Thanks to his time as a children’s counselor, Pace uses the positive psychology model in his work to help people reach their full potential. The positive psychology model is a psychological framework that focuses on understanding how recognizing an individual’s strengths contribute to their mental health and well-being.

“I have a very different mindset about education and what motivates people, and it’s not books,” Pace said.

He claimed that no one looks back at studying as their motivating factor, but usually, they are more motivated by personal connections with people.

These are sentiments that Pace shares with Exeter Union’s previous principal Bob Mayo, who was the principal at Exeter Union for nine years. However, Mayo recently accepted a job working for the Tulare County Office of Education (TCOE). Mayo described his thoughts on what he thinks the key to impacting students is.

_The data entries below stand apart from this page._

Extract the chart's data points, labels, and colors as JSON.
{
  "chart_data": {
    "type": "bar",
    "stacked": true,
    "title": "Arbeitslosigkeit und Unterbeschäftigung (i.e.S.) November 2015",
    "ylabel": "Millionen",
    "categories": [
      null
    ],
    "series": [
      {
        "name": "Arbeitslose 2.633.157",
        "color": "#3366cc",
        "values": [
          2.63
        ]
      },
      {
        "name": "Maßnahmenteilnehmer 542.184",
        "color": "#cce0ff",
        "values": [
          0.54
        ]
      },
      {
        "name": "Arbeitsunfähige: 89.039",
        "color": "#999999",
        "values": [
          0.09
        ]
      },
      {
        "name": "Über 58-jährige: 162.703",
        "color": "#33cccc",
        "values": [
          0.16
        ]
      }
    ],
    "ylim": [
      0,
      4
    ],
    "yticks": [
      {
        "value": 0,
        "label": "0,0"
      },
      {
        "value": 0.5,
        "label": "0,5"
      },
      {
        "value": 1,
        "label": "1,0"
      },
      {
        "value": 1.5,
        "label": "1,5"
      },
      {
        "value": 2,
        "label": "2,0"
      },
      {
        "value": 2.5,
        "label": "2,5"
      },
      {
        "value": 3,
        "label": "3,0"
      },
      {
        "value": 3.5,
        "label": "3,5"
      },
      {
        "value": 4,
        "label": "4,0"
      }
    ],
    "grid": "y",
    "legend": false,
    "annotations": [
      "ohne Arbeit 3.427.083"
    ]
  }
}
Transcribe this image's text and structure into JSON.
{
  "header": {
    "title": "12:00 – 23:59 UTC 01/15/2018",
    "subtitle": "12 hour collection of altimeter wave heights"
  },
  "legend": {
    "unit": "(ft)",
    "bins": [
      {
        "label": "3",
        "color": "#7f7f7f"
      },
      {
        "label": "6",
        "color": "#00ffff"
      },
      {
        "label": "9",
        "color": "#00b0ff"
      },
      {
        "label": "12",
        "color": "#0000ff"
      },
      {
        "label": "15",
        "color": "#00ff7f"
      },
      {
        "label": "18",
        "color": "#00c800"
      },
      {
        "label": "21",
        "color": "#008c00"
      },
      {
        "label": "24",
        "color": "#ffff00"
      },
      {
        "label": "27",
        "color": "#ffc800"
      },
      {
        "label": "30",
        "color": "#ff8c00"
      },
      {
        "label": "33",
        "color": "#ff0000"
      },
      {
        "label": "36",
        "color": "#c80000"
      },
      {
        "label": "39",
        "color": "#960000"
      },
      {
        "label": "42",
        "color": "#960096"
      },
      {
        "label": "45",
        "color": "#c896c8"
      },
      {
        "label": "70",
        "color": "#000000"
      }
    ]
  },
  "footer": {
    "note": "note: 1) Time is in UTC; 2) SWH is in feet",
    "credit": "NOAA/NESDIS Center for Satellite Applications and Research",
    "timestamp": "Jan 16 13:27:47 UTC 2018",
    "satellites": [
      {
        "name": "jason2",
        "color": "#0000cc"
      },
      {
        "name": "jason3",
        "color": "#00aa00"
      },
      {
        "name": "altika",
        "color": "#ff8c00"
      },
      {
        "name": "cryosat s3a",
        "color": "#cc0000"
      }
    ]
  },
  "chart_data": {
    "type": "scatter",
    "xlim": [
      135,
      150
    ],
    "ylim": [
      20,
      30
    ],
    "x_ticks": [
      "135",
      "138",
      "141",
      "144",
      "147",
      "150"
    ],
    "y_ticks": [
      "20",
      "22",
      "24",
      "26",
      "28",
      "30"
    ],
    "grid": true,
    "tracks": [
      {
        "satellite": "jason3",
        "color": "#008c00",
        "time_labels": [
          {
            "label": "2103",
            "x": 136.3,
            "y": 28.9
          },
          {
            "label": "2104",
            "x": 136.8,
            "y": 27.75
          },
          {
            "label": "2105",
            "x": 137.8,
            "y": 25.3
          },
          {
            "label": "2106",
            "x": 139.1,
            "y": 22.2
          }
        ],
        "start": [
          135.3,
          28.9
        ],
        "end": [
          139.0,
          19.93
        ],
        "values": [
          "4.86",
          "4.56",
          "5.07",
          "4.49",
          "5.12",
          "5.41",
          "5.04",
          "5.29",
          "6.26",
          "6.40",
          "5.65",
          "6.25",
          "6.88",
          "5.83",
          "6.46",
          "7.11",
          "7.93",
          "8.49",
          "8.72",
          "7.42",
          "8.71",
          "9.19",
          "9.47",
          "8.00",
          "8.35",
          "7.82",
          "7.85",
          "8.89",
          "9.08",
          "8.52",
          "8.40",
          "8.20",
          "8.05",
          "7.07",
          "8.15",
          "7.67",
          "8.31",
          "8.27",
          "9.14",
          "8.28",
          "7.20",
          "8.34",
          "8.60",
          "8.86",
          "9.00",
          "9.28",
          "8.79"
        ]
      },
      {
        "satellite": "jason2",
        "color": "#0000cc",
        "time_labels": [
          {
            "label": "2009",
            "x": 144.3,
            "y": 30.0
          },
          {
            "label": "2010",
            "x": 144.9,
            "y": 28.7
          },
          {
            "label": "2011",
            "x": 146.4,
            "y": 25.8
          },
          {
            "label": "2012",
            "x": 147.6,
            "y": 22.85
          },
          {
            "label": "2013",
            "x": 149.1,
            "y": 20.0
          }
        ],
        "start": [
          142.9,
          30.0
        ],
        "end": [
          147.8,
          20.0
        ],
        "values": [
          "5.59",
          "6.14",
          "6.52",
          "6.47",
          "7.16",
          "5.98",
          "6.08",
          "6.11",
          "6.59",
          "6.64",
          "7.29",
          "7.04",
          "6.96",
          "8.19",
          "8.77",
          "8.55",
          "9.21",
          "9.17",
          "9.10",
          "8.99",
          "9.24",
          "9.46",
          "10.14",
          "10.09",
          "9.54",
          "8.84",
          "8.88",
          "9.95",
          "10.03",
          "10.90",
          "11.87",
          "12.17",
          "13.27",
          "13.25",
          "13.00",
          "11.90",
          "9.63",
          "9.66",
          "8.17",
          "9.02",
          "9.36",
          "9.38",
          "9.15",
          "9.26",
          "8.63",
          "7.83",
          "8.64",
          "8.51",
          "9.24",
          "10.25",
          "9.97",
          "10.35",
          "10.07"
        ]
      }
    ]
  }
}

“Empathy, patience, determination, perseverance and kindness – dealing with the world now, as our kids experience social media and mental health struggles, all of those coping skills that we can help develop are all key,” Mayo said.

Mayo is now pursuing those goals by taking a more managerial position in running after-school and intervention programs at TCOE. He continues to see the students of Exeter Union as his kids, but is confident he is leaving them in good hands.

“Darrin was a colleague my entire time at Exeter. He and I share a lot of the same values and views. I’m very happy that he is going to be the principal at that high school,” Mayo said.

Mayo expressed that he is excited to continue supporting the students of Exeter and the rest of Tulare County in a new way as Pace supports them at the high school. After nine years at Exeter Union, he is grateful for all his community in Exeter.

“I want to thank the community for welcoming me, entrusting me with their students for as many years as they did. Exeter has now become my home and it’s my community,” Mayo said.